Socioeconomic and demographic predictors of selected cardiovascular risk factors among adults living in Pohnpei, Federated States of Micronesia
1 Division of Diabetes Translation, Centers for Disease Control and Prevention, National Center for Chronic Disease and Health Promotion, Mailstop K10, 2877 Brandywine Rd, Atlanta, GA 30341, USA
2 Department of Health and Social Affairs, Federated States of Micronesia, P.O. Box PS 70, Palikir, Pohnpei 96941, Federated States of Micronesia
3 Uniformed Services University, Graduate School of Nursing, 4301 Jones Bridge Road, Bethesda, Maryland 20814, USA
BMC Public Health 2014, 14:895 doi:10.1186/1471-2458-14-895Published: 31 August 2014
The burden of cardiovascular disease (CVD) is increasing in low-to-middle income countries (LMIC).
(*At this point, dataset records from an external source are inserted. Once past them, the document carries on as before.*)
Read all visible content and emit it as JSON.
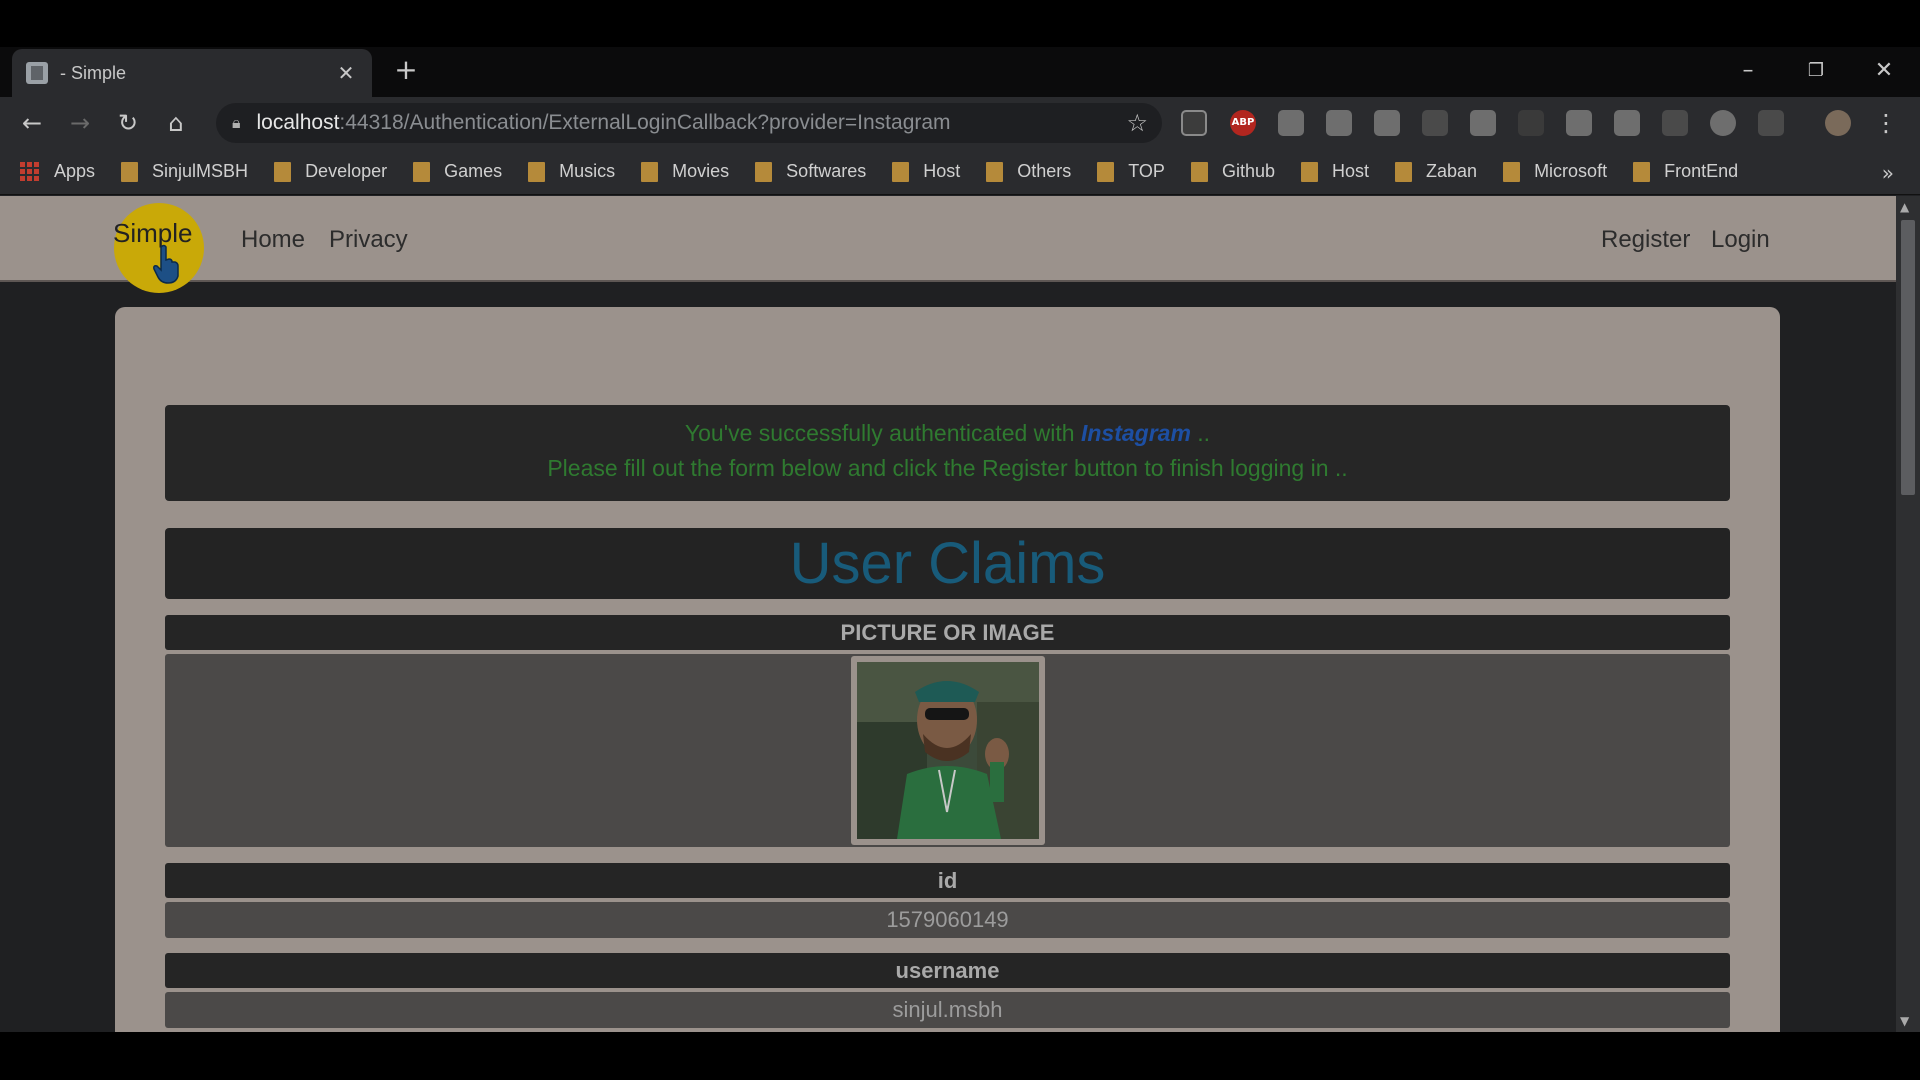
{
  "browser": {
    "tab_title": "- Simple",
    "url_host": "localhost",
    "url_path": ":44318/Authentication/ExternalLoginCallback?provider=Instagram",
    "extensions": [
      "ABP"
    ]
  },
  "bookmarks": [
    "Apps",
    "SinjulMSBH",
    "Developer",
    "Games",
    "Musics",
    "Movies",
    "Softwares",
    "Host",
    "Others",
    "TOP",
    "Github",
    "Host",
    "Zaban",
    "Microsoft",
    "FrontEnd"
  ],
  "site": {
    "brand": "Simple",
    "nav_left": [
      "Home",
      "Privacy"
    ],
    "nav_right": [
      "Register",
      "Login"
    ]
  },
  "alert": {
    "line1_prefix": "You've successfully authenticated with ",
    "provider": "Instagram",
    "line1_suffix": " ..",
    "line2": "Please fill out the form below and click the Register button to finish logging in .."
  },
  "claims": {
    "title": "User Claims",
    "picture_header": "PICTURE OR IMAGE",
    "fields": [
      {
        "name": "id",
        "value": "1579060149"
      },
      {
        "name": "username",
        "value": "sinjul.msbh"
      }
    ]
  }
}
Although strong evidence for inverse associations between socioeconomic position and health outcomes in high-income countries exists, less is known about LMIC. Understanding country-level differences is critical to tailoring effective population health policy and interventions. We examined the association of socioeconomic position and demographic characteristics in determining CVD risk factors among adults living in Pohnpei, Federated States of Micronesia.
We used data from the cross-sectional World Health Organization’s STEPwise approach to surveillance 2002 Pohnpei dataset and logistic regression analyses to examine the association of socioeconomic position (education, income, employment) and demographics (age, sex) with selected behavioral and anthropometric CVD risk factors. The study sample consisted of 1638 adults (642 men, 996 women; 25–64 years).
In general, we found that higher education (≥13 years) was associated with lower odds for daily tobacco use (odds ratio [OR]: 0.46, confidence interval [CI]: 0.29–0.75, p = 0.004) and low physical activity (OR: 0.55, CI: 0.34–0.87, p = 0.027). Men had over three times the odds of daily tobacco use than women (OR: 3.18, CI: 2.29–4.43, p < 0.001). Among women, paid employment nearly doubled the odds of daily tobacco use (OR: 1.72, CI: 1.08–2.73, p = 0.006) than unemployment. For all participants, income > $10,000 was associated with over twice the odds of high blood pressure (BP) (OR: 2.24, CI: 1.43–3.51, p = 0.003), versus lower-income (<$5,000). Men had over twice the odds of high BP (OR: 2.01, CI: 1.43–2.83, p < 0.001) than women. Paid employment nearly doubled the odds of central obesity with the magnitude of association increasing by more than 20% adjusted for sex and age. Men reporting paid employment had three times the odds of central obesity (OR: 3.00, CI: 1.56–5.78, p < 0.001) than those unemployed.
Our analysis revealed associations between socioeconomic position and selected CVD risk factors, which varied by risk-factor, sex and age characteristics, and direction of association. The 2002 Pohnpei dataset provides country-level baseline information; further population health surveillance might define trends. Stronger country-level data might help decision-makers tailor population-based prevention strategies.